THE PROTAGONIST in Yuvi Zalkow's debut novel is named Yuvi Zalkow. And the novel is called A Brilliant Novel in the Works. The book basically operates within those two conceits. They're deep conceits, the kind that have the potential to illuminate not only the art of fiction, but the real world that imitates it. They also offer endless opportunities for brilliant but ephemeral, self-referential and self-deprecating and self-aggrandizing and just plain self-ish cleverness.

Yuvi Zalkow, at least the one in the novel, is a short, bald, impotent self-described neurotic Jew struggling to give his novel a coherent plot. (His attempts range from tangential memories of his father to escapist sci-fi stories.) His wife is supportive but frustrated, her brother is supportive but terminally ill, and Zalkow's editor is largely unsupportive and keeps telling him to kill a character.

A Brilliant Novel in the Works leans heavily on cleverness. The language has a unique way of tricking you into thinking something serious is funny, and vice versa.
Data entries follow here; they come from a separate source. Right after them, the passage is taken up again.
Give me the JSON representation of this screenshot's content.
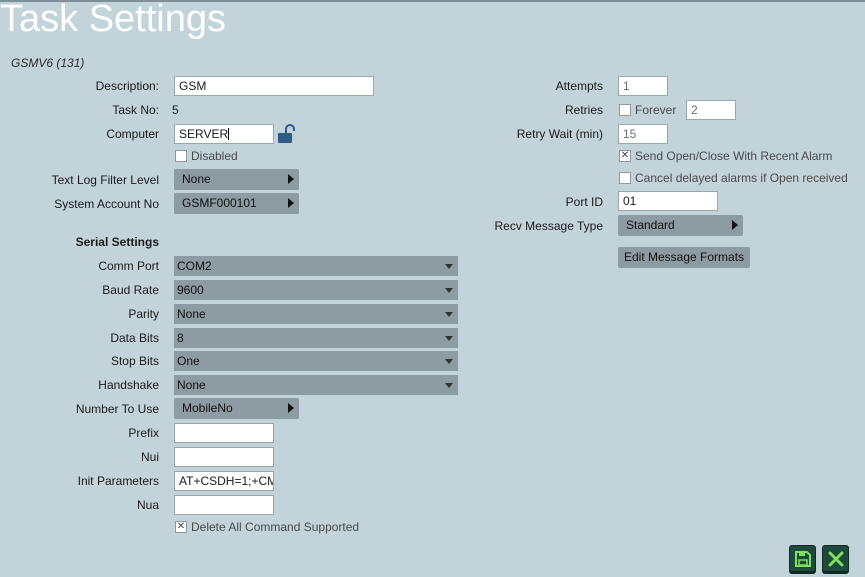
{
  "page": {
    "title": "Task Settings",
    "subtitle": "GSMV6 (131)"
  },
  "left": {
    "description": {
      "label": "Description:",
      "value": "GSM"
    },
    "task_no": {
      "label": "Task No:",
      "value": "5"
    },
    "computer": {
      "label": "Computer",
      "value": "SERVER"
    },
    "disabled": {
      "label": "Disabled",
      "checked": false
    },
    "text_log_filter": {
      "label": "Text Log Filter Level",
      "value": "None"
    },
    "system_account": {
      "label": "System Account No",
      "value": "GSMF000101"
    }
  },
  "serial": {
    "heading": "Serial Settings",
    "comm_port": {
      "label": "Comm Port",
      "value": "COM2"
    },
    "baud_rate": {
      "label": "Baud Rate",
      "value": "9600"
    },
    "parity": {
      "label": "Parity",
      "value": "None"
    },
    "data_bits": {
      "label": "Data Bits",
      "value": "8"
    },
    "stop_bits": {
      "label": "Stop Bits",
      "value": "One"
    },
    "handshake": {
      "label": "Handshake",
      "value": "None"
    },
    "number_to_use": {
      "label": "Number To Use",
      "value": "MobileNo"
    },
    "prefix": {
      "label": "Prefix",
      "value": ""
    },
    "nui": {
      "label": "Nui",
      "value": ""
    },
    "init_parameters": {
      "label": "Init Parameters",
      "value": "AT+CSDH=1;+CM"
    },
    "nua": {
      "label": "Nua",
      "value": ""
    },
    "delete_all": {
      "label": "Delete All Command Supported",
      "checked": true
    }
  },
  "right": {
    "attempts": {
      "label": "Attempts",
      "value": "1"
    },
    "retries": {
      "label": "Retries",
      "forever_label": "Forever",
      "forever_checked": false,
      "value": "2"
    },
    "retry_wait": {
      "label": "Retry Wait (min)",
      "value": "15"
    },
    "send_open_close": {
      "label": "Send Open/Close With Recent Alarm",
      "checked": true
    },
    "cancel_delayed": {
      "label": "Cancel delayed alarms if Open received",
      "checked": false
    },
    "port_id": {
      "label": "Port ID",
      "value": "01"
    },
    "recv_message_type": {
      "label": "Recv Message Type",
      "value": "Standard"
    },
    "edit_formats": {
      "label": "Edit Message Formats"
    }
  },
  "actions": {
    "save_icon": "floppy-disk-icon",
    "cancel_icon": "close-icon",
    "accent": "#1d4a3c",
    "icon_color": "#7fe05a"
  }
}
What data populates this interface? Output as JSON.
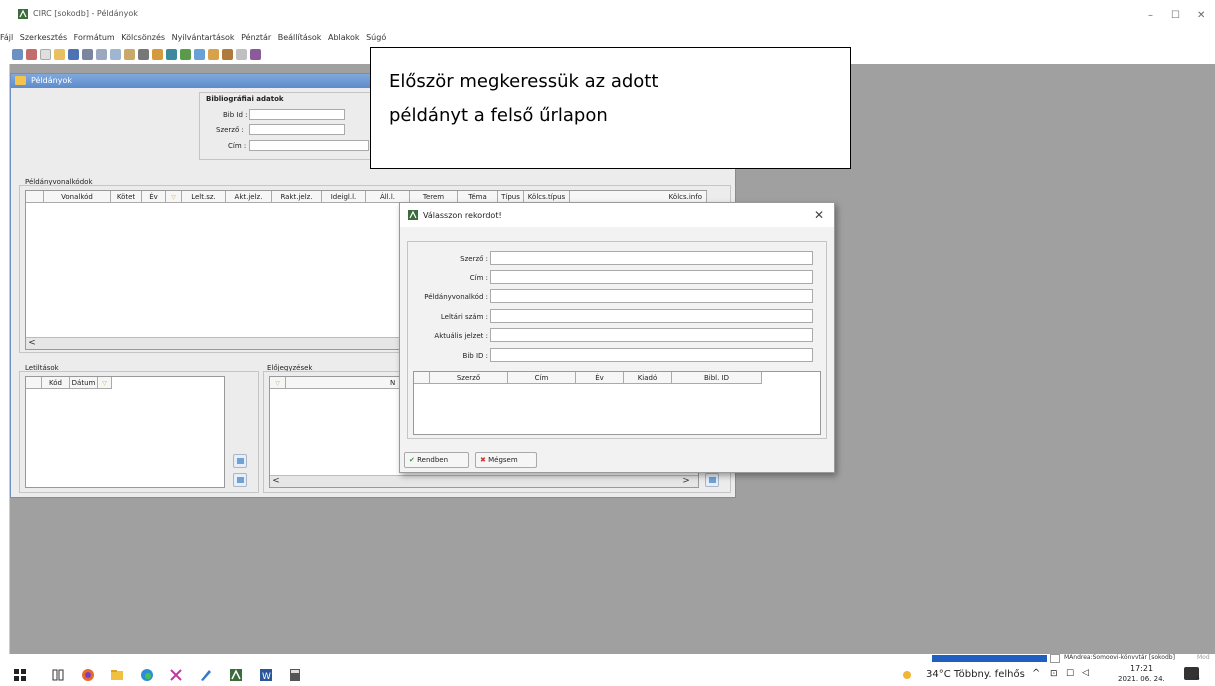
{
  "app": {
    "title": "CIRC [sokodb] - Példányok",
    "controls": {
      "minimize": "–",
      "maximize": "☐",
      "close": "✕"
    }
  },
  "menu": [
    "Fájl",
    "Szerkesztés",
    "Formátum",
    "Kölcsönzés",
    "Nyilvántartások",
    "Pénztár",
    "Beállítások",
    "Ablakok",
    "Súgó"
  ],
  "toolbar_icons": [
    "open-icon",
    "edit-icon",
    "new-icon",
    "folder-icon",
    "save-icon",
    "print-icon",
    "cut-icon",
    "copy-icon",
    "paste-icon",
    "tool-icon",
    "lend-icon",
    "return-icon",
    "reserve-icon",
    "card-icon",
    "user-icon",
    "users-icon",
    "help-icon",
    "book-icon"
  ],
  "peldanyok": {
    "title": "Példányok",
    "biblio_group": "Bibliográfiai adatok",
    "bib_id_label": "Bib Id :",
    "szerzo_label": "Szerző :",
    "cim_label": "Cím :",
    "vonalkodok_group": "Példányvonalkódok",
    "columns": [
      "Vonalkód",
      "Kötet",
      "Év",
      "Lelt.sz.",
      "Akt.jelz.",
      "Rakt.jelz.",
      "Ideigl.l.",
      "Áll.l.",
      "Terem",
      "Téma",
      "Típus",
      "Kölcs.típus",
      "Kölcs.info"
    ],
    "letiltasok_group": "Letiltások",
    "letiltasok_columns": [
      "Kód",
      "Dátum"
    ],
    "elojegyzesek_group": "Előjegyzések",
    "elojegyzesek_col": "N",
    "scroll_left": "<",
    "scroll_right": ">"
  },
  "callout": {
    "line1": "Először megkeressük az adott",
    "line2": "példányt a felső űrlapon"
  },
  "dialog": {
    "title": "Válasszon rekordot!",
    "close": "✕",
    "fields": [
      {
        "label": "Szerző :",
        "value": ""
      },
      {
        "label": "Cím :",
        "value": ""
      },
      {
        "label": "Példányvonalkód :",
        "value": ""
      },
      {
        "label": "Leltári szám :",
        "value": ""
      },
      {
        "label": "Aktuális jelzet :",
        "value": ""
      },
      {
        "label": "Bib ID :",
        "value": ""
      }
    ],
    "columns": [
      "Szerző",
      "Cím",
      "Év",
      "Kiadó",
      "Bibl. ID"
    ],
    "ok": "Rendben",
    "cancel": "Mégsem"
  },
  "statusbar": {
    "text": "MAndrea:Somoovi-könvvtár [sokodb]",
    "mode": "Mod"
  },
  "taskbar": {
    "weather": "34°C Többny. felhős",
    "time": "17:21",
    "date": "2021. 06. 24.",
    "notif": "4"
  }
}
He can describe a worrisome S&M fetish in a hilarious deadpan voice and turn around to make a semi-sexual experience alone on horseback seem like a meaningful milestone. So yes, it's a deliriously clever book that insists on playing games on every page.

But the games, while fun, are a little predictable, and the rules too obvious. Zalkow keeps saying outright what's fiction and what's metafiction. He never uses the term, but that abominable prefix—meta—hangs over the entire story. The idea of a story actively being written by its narrator is not new. Most readers can wrap their head around it with little coaching, yet Zalkow reminds us almost on every page that he is both author and protagonist.

Metafiction on this level only achieves meaning through a subtle, dramatic irony. Yes, the smugness and confidence of a character writing his own story is immutable, but there must be yet another gap between that character and the author (and thereby, the reader). Unfortunately, in A Brilliant Novel the gaps between protagonist, narrator, and author seem all too small, and it lacks that crucial dramatic irony between the fictional Zalkow and the author Zalkow. Like the better Woody Allen comedies (an obvious touchstone for the novel), there is a tenderness to the love between Zalkow and his wife that repeatedly reminds you that there's an actual story with real characters here, it's just too often buried under the elaborate structure of the novel.